Citizen Media Law Project reported  that the Court said that “Implode is a reporter for purposes of the newsgathering privilege,” because Implode-Explode provides information to the public.

“This case stands as a vindication of important First Amendment principles and the rights of online publishers,” Citizen Media Law Project reported that its assistant director, Sam Bayard, said.  “It demonstrates that the First Amendment extends no less protection to a small website keeping tabs on the mortgage industry than it does to the New York Times publishing the Pentagon Papers. It also confirms the common sense insight that legal protection should be linked to the function of journalism, not to any particular medium.”

Context

Citizen Media Law Blog reported that the ruling is especially relevant considering the recent cases of Gizmodo editor Joseph Chen and blogger Shellee Hale.  Both cases hinge on whether the writers posted on news sites or regular Web sites.

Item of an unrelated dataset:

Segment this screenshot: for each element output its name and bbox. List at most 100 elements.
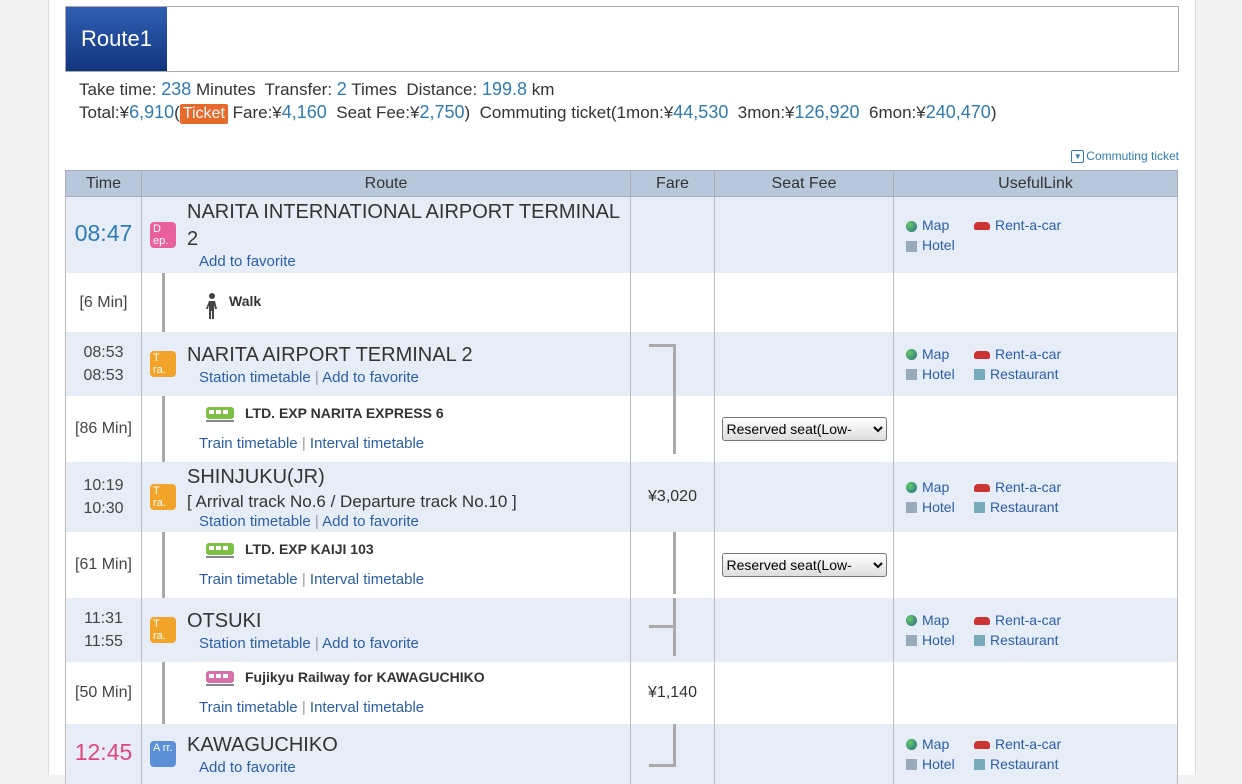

Chen’s house was raided by law enforcement after he reported on an iPhone prototype on Gawker’s Gizmodo.  Gizmodo paid $5,000 for the iPhone, which was found in a bar, and dissected the device for reports on its Web site, which StinkyJournalism reported May 4.

Hale commented on a forum on porn industry Web site Oprano about a security breach by New Jersey-based Too Much Media, LLC, and was sued by the company.  The New Jersey court ruled that Hale wasn’t a journalist and therefore wasn’t afforded the right to protect her sources.  StinkyJournalism reported May 1 about Shellee Hale.

According to Citizen Media Law Project, the approach taken by both the New Hampshire Supreme Court and the New Jersey court is similar to the the approach in the ruling by the California appellate court in O’Grady v. Superior Court (2006).  The cases “don’t extend coverage to anyone who posts something online, but they make clear that online publishers can qualify when they engage in a journalistic function.”